Commentary

Metrics Focus: Math Men

  • by June 24, 2010

Why the one-stop shop may be more relevant than ever

"I shall be both dog and pony." - Roger Sterling, Mad Men

The liquid lunches have long since dried out. The ties are rarely worn, even for the client meetings. At least we have Mad Men, the industry's official nostalgia show. It shows the life of an ad agency at its glamorous rise, at the height of the realization of the power of advertising to shape and alter social reality. It is fascinating to catch the glimpses of a bygone era that foreshadow the way industry would take shape. It is also striking to see how far things have evolved since then - and realize that the changes are only going to accelerate. 

Few archetypical personalities portrayed in the show still roam the agency floors. The advertising agency remains the last resort for artistic individuals not willing to sacrifice a regular paycheck. A larger-than-life creative director can still be observed, from a safe distance, in a glassy office. A more dominant species, however, is a new breed of Renaissance men and women who confidently shuffle media channels and consumer segments, crunch GRPs with TV salespeople in grey suits, do view-throughs with digital planners in denim, and are not mystified by social networking, addressable TV, mobile video or whatever the next novelty the frantically evolving media world throws in their laps. The Madison Avenue poise quietly went out of fashion, as the numbers took precedence over experiences and personalities: The shrewd clients increasingly demand quantitative proof that their budgets are spent in the best ways possible.

The world of the modern-day traditional agency is under siege. Marketing consultancies, research houses and occasional bold digital media companies infringe on strategic planning, the agencies' once lucrative domain. The periodic emergence of new digital channels slams traditional agencies against mobile, search, in-game, and social media pure-plays, which generally have more advanced technologies and practices in their specific areas. The tried-and-true methods that for decades empowered a handful of corporate giants to cut through the clutter of several dozens of channels and mass market their messages to passive media voyeurs cannot possibly work in the world of thousands of channels, where entry barriers for new advertisers are extremely low (thanks to Google), where consumers easily avoid ads, and themselves became content creators and distributors.

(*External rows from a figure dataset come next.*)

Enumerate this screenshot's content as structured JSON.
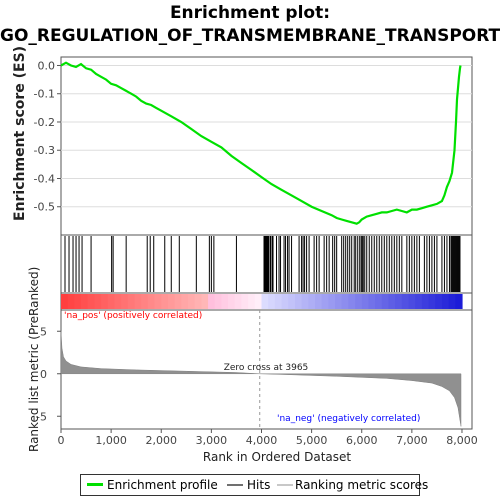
{
  "title_line1": "Enrichment plot:",
  "title_line2": "GO_REGULATION_OF_TRANSMEMBRANE_TRANSPORT",
  "chart_data": [
    {
      "type": "line",
      "name": "enrichment-profile",
      "ylabel": "Enrichment score (ES)",
      "xlim": [
        0,
        8200
      ],
      "ylim": [
        -0.6,
        0.03
      ],
      "yticks": [
        "0.0",
        "-0.1",
        "-0.2",
        "-0.3",
        "-0.4",
        "-0.5"
      ],
      "ytick_values": [
        0.0,
        -0.1,
        -0.2,
        -0.3,
        -0.4,
        -0.5
      ],
      "color": "#00e000",
      "x": [
        0,
        100,
        200,
        300,
        400,
        500,
        600,
        700,
        800,
        900,
        1000,
        1100,
        1200,
        1300,
        1400,
        1500,
        1600,
        1700,
        1800,
        1900,
        2000,
        2200,
        2400,
        2600,
        2800,
        3000,
        3200,
        3400,
        3600,
        3800,
        4000,
        4200,
        4400,
        4600,
        4800,
        5000,
        5200,
        5400,
        5500,
        5600,
        5700,
        5800,
        5900,
        5950,
        6000,
        6100,
        6200,
        6300,
        6400,
        6500,
        6600,
        6700,
        6800,
        6900,
        7000,
        7100,
        7200,
        7300,
        7400,
        7500,
        7600,
        7650,
        7700,
        7750,
        7800,
        7850,
        7880,
        7900,
        7920,
        7940,
        7960,
        7970
      ],
      "y": [
        0.0,
        0.01,
        0.0,
        -0.005,
        0.005,
        -0.01,
        -0.015,
        -0.03,
        -0.04,
        -0.05,
        -0.065,
        -0.07,
        -0.08,
        -0.09,
        -0.1,
        -0.11,
        -0.125,
        -0.135,
        -0.14,
        -0.15,
        -0.16,
        -0.18,
        -0.2,
        -0.225,
        -0.25,
        -0.27,
        -0.29,
        -0.32,
        -0.345,
        -0.37,
        -0.395,
        -0.42,
        -0.44,
        -0.46,
        -0.48,
        -0.5,
        -0.515,
        -0.53,
        -0.54,
        -0.545,
        -0.55,
        -0.555,
        -0.56,
        -0.555,
        -0.545,
        -0.535,
        -0.53,
        -0.525,
        -0.52,
        -0.52,
        -0.515,
        -0.51,
        -0.515,
        -0.52,
        -0.51,
        -0.51,
        -0.505,
        -0.5,
        -0.495,
        -0.49,
        -0.48,
        -0.46,
        -0.43,
        -0.41,
        -0.38,
        -0.3,
        -0.2,
        -0.12,
        -0.08,
        -0.04,
        -0.01,
        0.0
      ]
    },
    {
      "type": "bar",
      "name": "hits",
      "xlim": [
        0,
        8200
      ],
      "hit_positions": [
        80,
        160,
        240,
        300,
        360,
        420,
        600,
        1010,
        1040,
        1300,
        1720,
        1780,
        1850,
        2070,
        2200,
        2360,
        2700,
        2960,
        3000,
        3050,
        3500,
        4050,
        4070,
        4090,
        4110,
        4130,
        4150,
        4180,
        4210,
        4230,
        4300,
        4350,
        4380,
        4450,
        4480,
        4520,
        4550,
        4600,
        4750,
        4800,
        4830,
        4860,
        4900,
        4950,
        5050,
        5100,
        5150,
        5250,
        5300,
        5350,
        5420,
        5460,
        5500,
        5600,
        5640,
        5680,
        5720,
        5760,
        5800,
        5850,
        5880,
        5920,
        5960,
        5990,
        6010,
        6030,
        6060,
        6100,
        6150,
        6200,
        6250,
        6300,
        6350,
        6400,
        6450,
        6500,
        6550,
        6600,
        6650,
        6700,
        6750,
        6800,
        6900,
        6950,
        7000,
        7050,
        7100,
        7150,
        7250,
        7300,
        7350,
        7400,
        7450,
        7500,
        7600,
        7650,
        7700,
        7750,
        7780,
        7800,
        7820,
        7840,
        7860,
        7880,
        7900,
        7920,
        7940,
        7960
      ]
    },
    {
      "type": "area",
      "name": "ranked-list-metric",
      "ylabel": "Ranked list metric (PreRanked)",
      "xlabel": "Rank in Ordered Dataset",
      "xlim": [
        0,
        8200
      ],
      "ylim": [
        -6.5,
        7.5
      ],
      "yticks": [
        "5",
        "0",
        "-5"
      ],
      "ytick_values": [
        5,
        0,
        -5
      ],
      "xticks": [
        "0",
        "1,000",
        "2,000",
        "3,000",
        "4,000",
        "5,000",
        "6,000",
        "7,000",
        "8,000"
      ],
      "xtick_values": [
        0,
        1000,
        2000,
        3000,
        4000,
        5000,
        6000,
        7000,
        8000
      ],
      "x": [
        0,
        20,
        50,
        100,
        200,
        400,
        800,
        1500,
        2500,
        3500,
        3965,
        4500,
        5500,
        6500,
        7000,
        7400,
        7600,
        7750,
        7850,
        7920,
        7960,
        7980
      ],
      "y": [
        5.0,
        3.0,
        2.0,
        1.5,
        1.1,
        0.8,
        0.6,
        0.45,
        0.3,
        0.15,
        0.0,
        -0.1,
        -0.3,
        -0.55,
        -0.8,
        -1.1,
        -1.5,
        -2.0,
        -2.8,
        -4.0,
        -5.5,
        -6.2
      ],
      "zero_cross_label": "Zero cross at 3965",
      "zero_cross": 3965,
      "pos_label": "'na_pos' (positively correlated)",
      "neg_label": "'na_neg' (negatively correlated)"
    }
  ],
  "legend": {
    "items": [
      {
        "label": "Enrichment profile",
        "color": "#00e000"
      },
      {
        "label": "Hits",
        "color": "#707070"
      },
      {
        "label": "Ranking metric scores",
        "color": "#c8c8c8"
      }
    ]
  },
  "colors": {
    "es_line": "#00e000",
    "hits": "#000000",
    "pos_band": "#ff3030",
    "neg_band": "#2020d0",
    "pos_text": "#ff0000",
    "neg_text": "#0000ff",
    "metric_fill": "#909090",
    "frame": "#555555",
    "grid": "#dddddd"
  }
}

Agencies of today have to navigate a highly fragmented media environment of ad networks, exchanges and direct publisher relationships. Some industry pundits predict that the world of media will become so fragmented that it renders the advertising agency business model obsolete: If mass reach cannot be bought anymore, why not just work with publishers directly - or hire specialists from each relevant media segment separately?

Well, there would be just too many specialists to hire individually and make them collaborate with each other. Would not it be more convenient if they all worked together, in, say, an agency? It is exactly the media fragmentation and technology advances that offer greater opportunities for agencies to prosper. The more complexity is in the system, the higher is the demand for media cross-athletes who can weave the disparate brand/consumer connections into a whole that is greater than the sum of its parts. Moreover, the more media channels and other points of consumer contact emerge, the stronger is the appeal for one-stop media buying.

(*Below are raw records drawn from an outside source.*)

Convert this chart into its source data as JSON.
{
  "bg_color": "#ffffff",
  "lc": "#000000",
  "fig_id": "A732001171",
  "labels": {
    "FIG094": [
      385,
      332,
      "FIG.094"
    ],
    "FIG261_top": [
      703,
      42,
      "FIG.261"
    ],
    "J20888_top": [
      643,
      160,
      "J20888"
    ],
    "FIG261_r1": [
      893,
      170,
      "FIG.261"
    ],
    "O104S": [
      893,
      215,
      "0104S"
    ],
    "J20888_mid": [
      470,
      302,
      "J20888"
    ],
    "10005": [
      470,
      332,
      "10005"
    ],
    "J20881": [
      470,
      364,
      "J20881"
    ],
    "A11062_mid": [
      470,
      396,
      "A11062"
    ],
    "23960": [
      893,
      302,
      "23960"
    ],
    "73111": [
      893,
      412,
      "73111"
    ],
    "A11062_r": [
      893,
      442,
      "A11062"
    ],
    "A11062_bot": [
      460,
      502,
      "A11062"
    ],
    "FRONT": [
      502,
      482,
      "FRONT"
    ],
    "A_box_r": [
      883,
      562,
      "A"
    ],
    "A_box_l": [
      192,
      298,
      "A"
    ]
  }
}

To survive and thrive, however, the agencies need to change the ways they go about their business. The technology already exists for the agencies to connect the dots, apply scale and extract the maximum advantages for their clients. It may as well be, as Don Draper would put it, "the greatest advertising opportunity since the invention of cereal."

By empowering advertisers to serve smart ads that reach only qualified prospects across various media entities, while optimizing the costs, tools will revolutionize the ways media is bought and sold - both online and offline. Creating and placing marketing messages will cease being the main raison d'être of the advertising agencies: It will eventually become a commodity. It is the data accumulated from hundreds of campaigns, along with proven analytic algorithms to optimize a company's interactions with consumers throughout the entire business cycle that would become agency's main value proposition to its clients.

This is going to require a novel set of skills from the people that make the industry. Agencies always had researchers and statisticians on their staff (Remember the stern Dr. Greta Guttman from Mad Men, whose recommendations were largely ignored?). This time, data analysis and predictive modeling should become the agency's core. In the end, everything will come down to the ability to collect relevant data, extract non-trivial insights from it, turn insights into rules and algorithms, and set the machines to exercise these rules while also pursuing the best deal on media. The agencies should aggressively hire more experts in quantitative analysis and database marketing, statisticians and specialists in predictive modeling. They also should look deeper into what some promising digital analytic shops have to offer. So far, outfits like ClearSaleing, [x+1], Visual IQ, etc., are engaged largely on direct-response campaigns, where they specialize on extracting most active audience segments and uncovering key elements in consumers' paths leading to their conversion. Optimization algorithms supporting direct-response targeting are currently the winners, since they are easier to grasp and produce fast results for everyone to see. Similar methods, however, if built into overall planning and exchange-media-buying strategies, hold tremendous potential to boost the impact of traditional brand advertising by orchestrating only relevant and meaningful connections of consumers with the brands.

As quants start moving en masse from Wall Street to Madison Avenue, it will become increasingly hard to understand water cooler chat peppered with betas and chi-squares. One can only hope there is room for an occasional martini in the brave new world.